Crisp Linen vs Steamed Milk
Both are Sherwin-Williams colors. Both sit in the beige family, which is useful context if you're narrowing within a single hue direction. At LRV 80 vs 76, Crisp Linen will read as the brighter of the two — a 4-point gap that matters most in north-facing or low-light rooms. They share a warm quality — useful to know if you're layering them in the same space. With a ΔE of 2.3, the difference is subtle — you'd need them side by side to reliably tell them apart. Below you'll find 2 real-room photo comparisons where both colors appear side by side, plus 5 simulated room previews.

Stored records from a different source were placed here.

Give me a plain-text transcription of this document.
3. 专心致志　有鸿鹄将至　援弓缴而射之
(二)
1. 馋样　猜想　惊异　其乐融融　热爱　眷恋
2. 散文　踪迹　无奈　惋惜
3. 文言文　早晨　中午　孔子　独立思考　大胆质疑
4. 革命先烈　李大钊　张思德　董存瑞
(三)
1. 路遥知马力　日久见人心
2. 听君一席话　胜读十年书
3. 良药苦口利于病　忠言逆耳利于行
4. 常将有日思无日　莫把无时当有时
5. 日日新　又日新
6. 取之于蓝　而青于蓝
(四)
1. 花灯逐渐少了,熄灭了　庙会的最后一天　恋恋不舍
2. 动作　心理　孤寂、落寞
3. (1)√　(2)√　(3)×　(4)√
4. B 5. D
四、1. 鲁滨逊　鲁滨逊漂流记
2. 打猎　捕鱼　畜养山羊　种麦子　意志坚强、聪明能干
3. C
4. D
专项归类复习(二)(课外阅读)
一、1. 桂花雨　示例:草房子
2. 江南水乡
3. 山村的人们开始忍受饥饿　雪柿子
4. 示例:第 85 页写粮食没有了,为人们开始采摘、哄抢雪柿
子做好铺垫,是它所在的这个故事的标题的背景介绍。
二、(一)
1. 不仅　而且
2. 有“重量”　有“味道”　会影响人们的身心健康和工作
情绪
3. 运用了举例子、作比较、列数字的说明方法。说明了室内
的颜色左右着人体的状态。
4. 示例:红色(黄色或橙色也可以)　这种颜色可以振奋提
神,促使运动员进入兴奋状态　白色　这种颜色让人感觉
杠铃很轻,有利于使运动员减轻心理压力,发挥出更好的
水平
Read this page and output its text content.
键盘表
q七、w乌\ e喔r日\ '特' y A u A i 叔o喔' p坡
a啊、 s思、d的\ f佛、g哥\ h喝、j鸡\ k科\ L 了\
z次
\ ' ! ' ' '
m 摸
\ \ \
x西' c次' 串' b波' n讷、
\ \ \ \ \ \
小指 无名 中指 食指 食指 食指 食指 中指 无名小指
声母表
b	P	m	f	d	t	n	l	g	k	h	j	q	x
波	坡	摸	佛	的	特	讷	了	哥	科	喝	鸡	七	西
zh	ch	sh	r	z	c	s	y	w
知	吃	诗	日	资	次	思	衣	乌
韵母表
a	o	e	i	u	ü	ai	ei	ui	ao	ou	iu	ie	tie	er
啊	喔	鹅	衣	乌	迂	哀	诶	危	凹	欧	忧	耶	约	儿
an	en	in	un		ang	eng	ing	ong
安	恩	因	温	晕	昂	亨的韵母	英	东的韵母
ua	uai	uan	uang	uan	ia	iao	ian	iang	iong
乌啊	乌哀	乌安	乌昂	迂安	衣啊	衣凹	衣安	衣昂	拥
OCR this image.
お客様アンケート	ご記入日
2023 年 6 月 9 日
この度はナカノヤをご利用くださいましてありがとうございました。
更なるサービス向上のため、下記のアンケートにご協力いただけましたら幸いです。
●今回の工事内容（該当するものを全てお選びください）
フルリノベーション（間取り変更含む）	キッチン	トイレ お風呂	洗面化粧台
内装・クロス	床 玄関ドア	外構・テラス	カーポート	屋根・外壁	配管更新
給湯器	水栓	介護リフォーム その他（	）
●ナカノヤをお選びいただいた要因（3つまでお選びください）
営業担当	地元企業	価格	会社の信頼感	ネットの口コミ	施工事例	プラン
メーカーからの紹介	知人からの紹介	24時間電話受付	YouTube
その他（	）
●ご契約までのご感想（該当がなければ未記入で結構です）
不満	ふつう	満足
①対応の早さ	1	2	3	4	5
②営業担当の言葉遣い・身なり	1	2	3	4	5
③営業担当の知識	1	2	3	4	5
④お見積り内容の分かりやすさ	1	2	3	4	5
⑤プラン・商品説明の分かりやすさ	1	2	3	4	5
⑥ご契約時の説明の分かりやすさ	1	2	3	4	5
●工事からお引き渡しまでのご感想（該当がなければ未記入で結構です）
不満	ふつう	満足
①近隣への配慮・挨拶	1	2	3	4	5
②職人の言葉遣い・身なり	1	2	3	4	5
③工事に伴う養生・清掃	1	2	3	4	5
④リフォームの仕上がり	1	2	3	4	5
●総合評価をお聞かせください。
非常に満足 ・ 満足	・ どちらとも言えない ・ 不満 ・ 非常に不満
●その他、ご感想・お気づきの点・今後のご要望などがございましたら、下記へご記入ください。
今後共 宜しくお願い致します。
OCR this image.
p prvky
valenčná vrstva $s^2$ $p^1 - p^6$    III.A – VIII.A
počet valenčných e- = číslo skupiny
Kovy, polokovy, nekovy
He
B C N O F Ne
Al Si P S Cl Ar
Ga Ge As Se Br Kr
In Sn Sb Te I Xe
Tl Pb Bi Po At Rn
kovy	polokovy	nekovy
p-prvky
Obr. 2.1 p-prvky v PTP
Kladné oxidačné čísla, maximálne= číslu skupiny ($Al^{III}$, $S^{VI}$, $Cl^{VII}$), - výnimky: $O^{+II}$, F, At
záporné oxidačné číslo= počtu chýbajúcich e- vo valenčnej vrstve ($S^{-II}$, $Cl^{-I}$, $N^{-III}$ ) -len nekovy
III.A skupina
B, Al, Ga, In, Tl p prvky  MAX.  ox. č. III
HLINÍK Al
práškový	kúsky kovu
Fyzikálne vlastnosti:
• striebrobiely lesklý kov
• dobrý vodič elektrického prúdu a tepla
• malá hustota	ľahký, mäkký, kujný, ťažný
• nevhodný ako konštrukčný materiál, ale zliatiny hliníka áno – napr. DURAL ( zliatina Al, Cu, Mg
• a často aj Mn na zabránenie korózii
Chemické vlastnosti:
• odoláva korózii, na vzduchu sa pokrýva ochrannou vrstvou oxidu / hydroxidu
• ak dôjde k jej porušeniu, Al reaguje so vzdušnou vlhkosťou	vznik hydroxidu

Crisp Linen vs Steamed Milk in Real Spaces
2 real rooms side by side. Crisp Linen and Steamed Milk are close enough that the difference can be hard to judge from a chip alone — these photos show how each reads at scale, across different spaces and lighting conditions.
Living Room
Living rooms test a color across a full range of conditions — morning sun, afternoon shade, and evening lamp light all shift how both of these read. Crisp Linen has the edge in reflectance, which shows as a quiet sense of added space rather than an obvious contrast.
House
At full exterior scale, the difference between these two colors becomes much easier to judge than from a small chip. The brightness difference is modest but present — Crisp Linen gives the walls a little more lift.
Color Details
Crisp Linen vs Steamed Milk Simulated Comparison
5 simulated room previews — drag the slider on each to see Crisp Linen on one side and Steamed Milk on the other.
Digital color is approximate. These simulations are generated from the manufacturer's hex values and overlaid on grayscale room photos — your screen's calibration, brightness, and viewing angle all affect how they render. Before committing to either color, test physical samples in your own space under the light you actually live with.
More Crisp Linen comparisons
See how Crisp Linen stacks up against other well-photographed colors across different brands and tones.